The numbers need proper context. The architecture is still genuinely interesting.
The real question is simple:
Does this actually improve long-term memory in real usage? Bcs that's what matters.
And @bensig Ben has always said "Try it, critique it, fork it," and the repo is MIT-licensed with reproducible scripts, so the community can ( and is ) stress-testing it immediately.
Milla Jovovich and Ben Sigman just shipped MemPalace - an open source AI memory system that got the first perfect score on LongMemEval ever. Here's what it actually does and why the benchmarks matter.
The problem: AI has no long-term memory. Every conversation starts from zero. ChatGPT's built-in memory scores 52.9% on recall benchmarks. Most "memory" solutions are glorified note-taking.
MemPalace applies the ancient Greek "method of loci" to AI. Your conversations are organized into a literal memory palace:
Wings = people and projects
Rooms = specific topics
Halls = types of memory (facts, events, discoveries, preferences)
When AI wakes up, it loads your identity and critical context in ~170 tokens. It knows who you are before you type a word. Deeper memories are pulled on demand via semantic search.
They invented a compression dialect called AAAK - 30x compression with zero information loss. Not summarization. A shorthand that any LLM reads natively without a decoder. Six months of daily conversations fit in ~120 tokens of context.
Everything runs locally. ChromaDB for vectors, SQLite for the knowledge graph. No cloud. No API keys. No subscription. One dependency.
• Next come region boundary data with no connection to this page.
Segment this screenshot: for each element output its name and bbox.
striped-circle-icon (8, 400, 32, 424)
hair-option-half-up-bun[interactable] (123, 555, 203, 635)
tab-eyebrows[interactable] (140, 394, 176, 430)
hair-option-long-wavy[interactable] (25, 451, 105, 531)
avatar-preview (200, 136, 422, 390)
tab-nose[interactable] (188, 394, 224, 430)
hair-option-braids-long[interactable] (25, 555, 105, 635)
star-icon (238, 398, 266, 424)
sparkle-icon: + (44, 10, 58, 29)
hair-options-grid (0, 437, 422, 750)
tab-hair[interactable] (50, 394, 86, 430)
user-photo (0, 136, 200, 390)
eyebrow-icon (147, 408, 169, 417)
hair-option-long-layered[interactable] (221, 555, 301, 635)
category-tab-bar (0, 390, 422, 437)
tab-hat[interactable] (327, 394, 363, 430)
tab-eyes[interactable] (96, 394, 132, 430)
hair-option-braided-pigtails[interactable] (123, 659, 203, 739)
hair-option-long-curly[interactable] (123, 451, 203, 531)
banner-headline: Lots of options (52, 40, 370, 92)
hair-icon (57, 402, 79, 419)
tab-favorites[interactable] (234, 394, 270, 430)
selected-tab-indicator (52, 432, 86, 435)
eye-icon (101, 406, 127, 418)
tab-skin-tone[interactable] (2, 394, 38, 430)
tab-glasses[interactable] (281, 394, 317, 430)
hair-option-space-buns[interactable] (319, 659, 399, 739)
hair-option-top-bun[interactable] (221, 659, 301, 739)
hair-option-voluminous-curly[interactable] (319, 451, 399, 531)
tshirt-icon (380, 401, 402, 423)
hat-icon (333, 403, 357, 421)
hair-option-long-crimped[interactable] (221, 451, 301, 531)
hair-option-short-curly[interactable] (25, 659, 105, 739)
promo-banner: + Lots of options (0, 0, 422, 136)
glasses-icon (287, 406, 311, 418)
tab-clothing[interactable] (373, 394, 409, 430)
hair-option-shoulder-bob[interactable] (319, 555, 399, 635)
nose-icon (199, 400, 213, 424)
The scores (from their published benchmarks):
- LongMemEval: 100% (500/500, first perfect score)
- LoCoMo: 100% (including multi-hop reasoning)
- ConvoMem: 92.9%
Closest competitor: Supermemory ASMR at ~99% (research only, not in production). GPT-4o with full context: 60.2%. Baseline keyword search: ~70%.
Their raw mode without any LLM still scores 96.6% - meaning the architecture itself does most of the work.
Memory was the missing fifth element.
@bensig I tried MemPalace and It works amazingly well, seriously bravo. I thought my models had “persistence” before with redis, docker, etc. Nah, theres a clear difference. My telegram bot finally has continuity remembering my other projects and concepts.